The more she cajoled him ("Ah, Mr. Bell. The lady doesn't vanish every day. Won't you toast her?"), the gruffer he was: "I'll have no part of it. If you're going to hell, you'll go on your own. With no further help from me." An inaccurate statement: because seconds after he'd made it a chauffeured limousine drew up outside the bar, and Holly, the first to notice it, put down her brandy, arched her eyebrows, as though she expected to see the District Attorney himself alight. So did I. And when I saw Joe Bell blush, I had to think: by God, he did call the police. But then, with burning ears, he announced: "It's nothing. One of them Carey Cadillacs. I hired it. To take you to the airport."

He turned his back on us to fiddle with one of his flower arrangements. Holly said: "Kind, dear Mr. Bell. Look at me, sir."

He wouldn't. He wrenched the flowers from the vase and thrust them at her; they missed their mark, scattered on the floor. "Good-bye," he said; and, as though he were going to vomit, scurried to the men's room. We heard the door lock.

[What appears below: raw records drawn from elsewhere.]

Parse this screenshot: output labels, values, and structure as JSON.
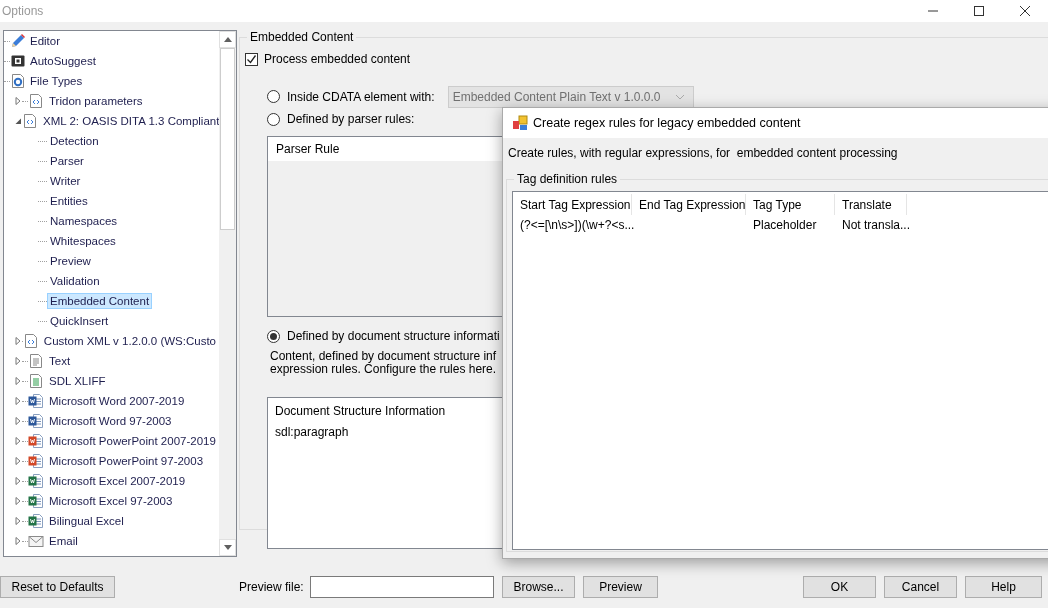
{
  "window": {
    "title": "Options"
  },
  "tree": {
    "items": [
      {
        "label": "Editor",
        "kind": "pencil",
        "selected": false
      },
      {
        "label": "AutoSuggest",
        "kind": "suggest",
        "selected": false
      },
      {
        "label": "File Types",
        "kind": "settings",
        "selected": false,
        "children": [
          {
            "label": "Tridon parameters",
            "kind": "code",
            "expanded": false,
            "selected": false
          },
          {
            "label": "XML 2: OASIS DITA 1.3 Compliant",
            "kind": "code",
            "expanded": true,
            "selected": false,
            "children": [
              {
                "label": "Detection",
                "selected": false
              },
              {
                "label": "Parser",
                "selected": false
              },
              {
                "label": "Writer",
                "selected": false
              },
              {
                "label": "Entities",
                "selected": false
              },
              {
                "label": "Namespaces",
                "selected": false
              },
              {
                "label": "Whitespaces",
                "selected": false
              },
              {
                "label": "Preview",
                "selected": false
              },
              {
                "label": "Validation",
                "selected": false
              },
              {
                "label": "Embedded Content",
                "selected": true
              },
              {
                "label": "QuickInsert",
                "selected": false
              }
            ]
          },
          {
            "label": "Custom XML v 1.2.0.0 (WS:Custo",
            "kind": "code",
            "expanded": false,
            "selected": false
          },
          {
            "label": "Text",
            "kind": "text",
            "expanded": false,
            "selected": false
          },
          {
            "label": "SDL XLIFF",
            "kind": "list",
            "expanded": false,
            "selected": false
          },
          {
            "label": "Microsoft Word 2007-2019",
            "kind": "word",
            "expanded": false,
            "selected": false
          },
          {
            "label": "Microsoft Word 97-2003",
            "kind": "word-old",
            "expanded": false,
            "selected": false
          },
          {
            "label": "Microsoft PowerPoint 2007-2019",
            "kind": "slides",
            "expanded": false,
            "selected": false
          },
          {
            "label": "Microsoft PowerPoint 97-2003",
            "kind": "slides-old",
            "expanded": false,
            "selected": false
          },
          {
            "label": "Microsoft Excel 2007-2019",
            "kind": "sheet",
            "expanded": false,
            "selected": false
          },
          {
            "label": "Microsoft Excel 97-2003",
            "kind": "sheet-old",
            "expanded": false,
            "selected": false
          },
          {
            "label": "Bilingual Excel",
            "kind": "bilingual",
            "expanded": false,
            "selected": false
          },
          {
            "label": "Email",
            "kind": "email",
            "expanded": false,
            "selected": false
          }
        ]
      }
    ]
  },
  "embedded_content": {
    "title": "Embedded Content",
    "process": {
      "label": "Process embedded content",
      "checked": true
    },
    "options": [
      {
        "label": "Inside CDATA element with:",
        "selected": false
      },
      {
        "label": "Defined by parser rules:",
        "selected": false
      },
      {
        "label": "Defined by document structure informati",
        "selected": true
      }
    ],
    "cdata_dropdown": {
      "value": "Embedded Content Plain Text v 1.0.0.0",
      "disabled": true
    },
    "parser_rules": {
      "columns": [
        "Parser Rule"
      ]
    },
    "description": [
      "Content, defined by document structure inf",
      "expression rules. Configure the rules here."
    ],
    "structure": {
      "columns": [
        "Document Structure Information"
      ],
      "rows": [
        "sdl:paragraph"
      ]
    }
  },
  "dialog": {
    "title": "Create regex rules for legacy embedded content",
    "description": "Create rules, with regular expressions, for  embedded content processing",
    "group": "Tag definition rules",
    "columns": [
      "Start Tag Expression",
      "End Tag Expression",
      "Tag Type",
      "Translate"
    ],
    "rows": [
      {
        "start_tag": "(?<=[\\n\\s>])(\\w+?<s...",
        "tag_type": "Placeholder",
        "translate": "Not transla..."
      }
    ]
  },
  "footer": {
    "reset": "Reset to Defaults",
    "preview_label": "Preview file:",
    "browse": "Browse...",
    "preview": "Preview",
    "buttons": [
      "OK",
      "Cancel",
      "Help"
    ]
  }
}
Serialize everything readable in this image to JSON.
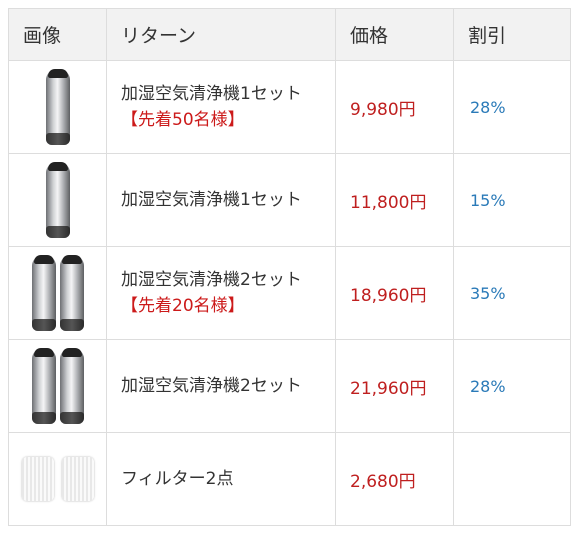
{
  "headers": {
    "image": "画像",
    "return": "リターン",
    "price": "価格",
    "discount": "割引"
  },
  "rows": [
    {
      "name": "加湿空気清浄機1セット",
      "promo": "【先着50名様】",
      "price": "9,980円",
      "discount": "28%",
      "icon": "purifier-icon"
    },
    {
      "name": "加湿空気清浄機1セット",
      "promo": "",
      "price": "11,800円",
      "discount": "15%",
      "icon": "purifier-icon"
    },
    {
      "name": "加湿空気清浄機2セット",
      "promo": "【先着20名様】",
      "price": "18,960円",
      "discount": "35%",
      "icon": "purifier-pair-icon"
    },
    {
      "name": "加湿空気清浄機2セット",
      "promo": "",
      "price": "21,960円",
      "discount": "28%",
      "icon": "purifier-pair-icon"
    },
    {
      "name": "フィルター2点",
      "promo": "",
      "price": "2,680円",
      "discount": "",
      "icon": "filter-pair-icon"
    }
  ]
}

The Carey chauffeur was a worldy specimen who accepted our slapdash luggage most civilly and remained rock-faced when, as the limousine swished uptown through a lessening rain, Holly stripped off her clothes, the riding costume she'd never had a chance to substitute, and struggled into a slim black dress. We didn't talk: talk could have only led to argument; and also, Holly seemed too preoccupied for conversation. She hummed to herself, swigged brandy, she leaned constantly forward to peer out the windows, as if she were hunting an address — or, I decided, taking a last impression of a scene she wanted to remember. It was neither of these. But this: "Stop here," she ordered the driver, and we pulled to the curb of a street in Spanish Harlem. A savage, a garish, a moody neighborhood garlanded with poster-portraits of movie stars and Madonnas. Sidewalk litterings of fruit-rind and rotted newspaper were hurled about by the wind, for the wind still boomed, though the rain had hushed and there were bursts of blue in the sky.